Le libre-échange européen 1860-1879
vingt ans d'espoir et d'illusions
Illustration : le traité Cobden-Chevalier
Le traité qui change tout
Le 23 janvier 1860, un coup de tonnerre diplomatique secoue l’Europe. Richard Cobden et Michel Chevalier signent un traité commercial entre la France et la Grande-Bretagne qui va transformer le continent. Les droits de douane s’effondrent, permettant au fer britannique d’entrer en France tandis que les vins français traversent la Manche. Une clause ingénieuse fait la différence en stipulant que chaque avantage accordé à l’un devra bénéficier à l’autre. Ce mécanisme déclenche une réaction en chaîne spectaculaire.
En quelques années, la Belgique, la Prusse, l’Italie et les pays scandinaves adoptent des accords similaires. L’Europe se dote d’une véritable architecture commerciale intégrée où les marchandises circulent plus librement qu’elles ne l’ont jamais fait. Les économistes applaudissent cette évolution qu’ils attendaient depuis longtemps. Depuis Adam Smith et David Ricardo, ils prêchent les vertus du commerce international et les théories des avantages comparatifs dominent désormais les universités et les administrations. Le Cobden Club, fondé en 1866, orchestre une vaste campagne militante à travers le continent.
L’âge d’or fragile
La période qui suit semble donner raison aux prophètes du libre-échange. Entre 1860 et 1873, l’Europe connaît une expansion industrielle sans précédent tandis que les statistiques commerciales montrent une hausse des flux d’importations et d’exportations. Les ports de Bordeaux, Marseille et Liverpool bruissent d’une activité intense. Les industries sidérurgiques, chimiques et textiles se développent rapidement, ce qui conforte les partisans du libre-échange dans leurs prédictions.

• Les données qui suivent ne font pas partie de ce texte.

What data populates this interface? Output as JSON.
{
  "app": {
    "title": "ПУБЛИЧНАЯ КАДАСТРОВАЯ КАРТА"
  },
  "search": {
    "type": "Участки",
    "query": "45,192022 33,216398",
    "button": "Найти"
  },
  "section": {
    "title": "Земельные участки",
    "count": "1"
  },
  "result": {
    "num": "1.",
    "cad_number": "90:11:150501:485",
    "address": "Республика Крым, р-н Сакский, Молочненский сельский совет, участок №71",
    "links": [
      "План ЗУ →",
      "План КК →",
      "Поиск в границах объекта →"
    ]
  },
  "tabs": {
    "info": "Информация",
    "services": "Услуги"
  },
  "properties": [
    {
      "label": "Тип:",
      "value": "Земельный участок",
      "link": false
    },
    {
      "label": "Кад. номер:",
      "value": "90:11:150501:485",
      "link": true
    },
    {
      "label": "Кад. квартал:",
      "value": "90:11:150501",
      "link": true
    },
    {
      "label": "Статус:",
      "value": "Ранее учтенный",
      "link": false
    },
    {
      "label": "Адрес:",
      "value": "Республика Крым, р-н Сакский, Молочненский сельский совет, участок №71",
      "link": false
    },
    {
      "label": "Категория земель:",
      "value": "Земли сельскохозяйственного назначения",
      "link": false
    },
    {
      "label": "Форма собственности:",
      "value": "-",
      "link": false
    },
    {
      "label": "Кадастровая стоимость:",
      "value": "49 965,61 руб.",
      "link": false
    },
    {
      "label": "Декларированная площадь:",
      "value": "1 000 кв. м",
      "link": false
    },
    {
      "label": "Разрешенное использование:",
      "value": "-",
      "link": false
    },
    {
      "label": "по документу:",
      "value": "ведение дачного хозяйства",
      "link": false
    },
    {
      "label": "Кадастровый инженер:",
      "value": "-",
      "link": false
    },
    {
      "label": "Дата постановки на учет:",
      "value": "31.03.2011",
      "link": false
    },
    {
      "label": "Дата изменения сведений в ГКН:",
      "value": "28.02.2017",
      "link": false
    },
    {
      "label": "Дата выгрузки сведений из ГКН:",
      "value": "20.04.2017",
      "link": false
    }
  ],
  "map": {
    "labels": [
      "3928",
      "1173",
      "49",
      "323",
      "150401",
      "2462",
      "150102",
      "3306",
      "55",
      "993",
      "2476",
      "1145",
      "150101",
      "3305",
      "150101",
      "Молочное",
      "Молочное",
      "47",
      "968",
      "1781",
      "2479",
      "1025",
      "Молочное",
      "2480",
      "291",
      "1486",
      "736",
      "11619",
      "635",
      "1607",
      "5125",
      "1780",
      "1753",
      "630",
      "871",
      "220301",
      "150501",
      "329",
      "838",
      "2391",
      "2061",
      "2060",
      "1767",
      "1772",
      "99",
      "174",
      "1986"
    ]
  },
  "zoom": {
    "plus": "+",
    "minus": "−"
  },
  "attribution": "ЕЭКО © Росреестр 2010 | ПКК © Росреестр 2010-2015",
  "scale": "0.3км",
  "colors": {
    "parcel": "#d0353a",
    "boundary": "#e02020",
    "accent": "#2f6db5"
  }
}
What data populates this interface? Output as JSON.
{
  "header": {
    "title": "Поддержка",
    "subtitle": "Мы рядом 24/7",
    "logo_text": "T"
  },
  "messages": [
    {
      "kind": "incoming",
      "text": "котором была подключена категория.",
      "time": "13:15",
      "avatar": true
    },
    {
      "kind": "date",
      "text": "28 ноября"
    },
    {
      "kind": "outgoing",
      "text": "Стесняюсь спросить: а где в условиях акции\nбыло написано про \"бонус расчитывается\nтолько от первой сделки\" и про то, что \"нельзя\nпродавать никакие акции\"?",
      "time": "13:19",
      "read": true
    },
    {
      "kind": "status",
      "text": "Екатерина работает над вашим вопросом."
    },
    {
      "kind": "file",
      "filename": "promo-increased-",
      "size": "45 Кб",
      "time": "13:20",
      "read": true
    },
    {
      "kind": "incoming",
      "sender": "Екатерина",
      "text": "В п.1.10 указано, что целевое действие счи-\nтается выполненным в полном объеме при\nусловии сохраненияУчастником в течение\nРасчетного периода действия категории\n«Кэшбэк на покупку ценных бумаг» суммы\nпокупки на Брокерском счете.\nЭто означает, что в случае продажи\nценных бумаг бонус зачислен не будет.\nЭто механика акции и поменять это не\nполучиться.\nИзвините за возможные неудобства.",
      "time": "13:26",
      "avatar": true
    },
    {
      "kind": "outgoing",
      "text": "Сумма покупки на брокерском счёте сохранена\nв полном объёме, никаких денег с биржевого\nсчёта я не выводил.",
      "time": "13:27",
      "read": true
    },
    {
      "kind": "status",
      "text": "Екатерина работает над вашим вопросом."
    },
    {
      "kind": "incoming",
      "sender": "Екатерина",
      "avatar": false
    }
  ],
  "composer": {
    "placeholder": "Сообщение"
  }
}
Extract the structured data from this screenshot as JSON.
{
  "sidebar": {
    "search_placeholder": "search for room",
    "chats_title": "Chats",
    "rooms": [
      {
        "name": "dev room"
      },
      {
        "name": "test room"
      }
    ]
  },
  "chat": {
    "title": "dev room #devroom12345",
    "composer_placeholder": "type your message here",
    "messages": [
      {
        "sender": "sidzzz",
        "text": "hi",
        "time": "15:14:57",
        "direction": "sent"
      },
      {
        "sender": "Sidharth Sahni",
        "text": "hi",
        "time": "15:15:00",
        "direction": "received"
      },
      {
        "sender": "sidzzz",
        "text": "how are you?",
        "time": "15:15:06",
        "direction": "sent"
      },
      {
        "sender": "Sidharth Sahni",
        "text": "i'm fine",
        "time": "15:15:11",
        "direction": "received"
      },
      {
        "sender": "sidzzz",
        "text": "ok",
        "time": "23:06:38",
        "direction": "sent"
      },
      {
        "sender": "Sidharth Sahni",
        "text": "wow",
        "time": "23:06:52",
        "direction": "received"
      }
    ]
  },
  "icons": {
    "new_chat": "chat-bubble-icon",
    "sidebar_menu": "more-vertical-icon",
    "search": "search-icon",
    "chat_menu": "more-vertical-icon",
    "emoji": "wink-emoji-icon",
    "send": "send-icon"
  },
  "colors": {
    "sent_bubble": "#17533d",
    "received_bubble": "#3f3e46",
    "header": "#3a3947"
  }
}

Mais sous cette apparente réussite, des fissures apparaissent déjà. Des voix s’élèvent pour contester la doctrine dominante, notamment Friedrich List et ses disciples allemands qui rappellent que les industries naissantes ont besoin de protection. En France, les agrariens s’inquiètent de la concurrence étrangère tandis que les maîtres de forges dénoncent une ouverture trop brutale qui menace leurs positions. Ces critiques restent marginales dans les années 1860 mais ne tarderont pas à devenir majoritaires.
Le grand retournement
Tout bascule en 1873 lorsqu’une crise financière éclate à Vienne et déclenche une longue dépression européenne. Les prix agricoles s’effondrent tandis que le blé américain et russe inonde les marchés européens à des coûts dérisoires. Les campagnes françaises et allemandes se révoltent face à cette concurrence jugée déloyale. Les mouvements protectionnistes s’organisent, pétitionnent et manifestent avec une vigueur croissante.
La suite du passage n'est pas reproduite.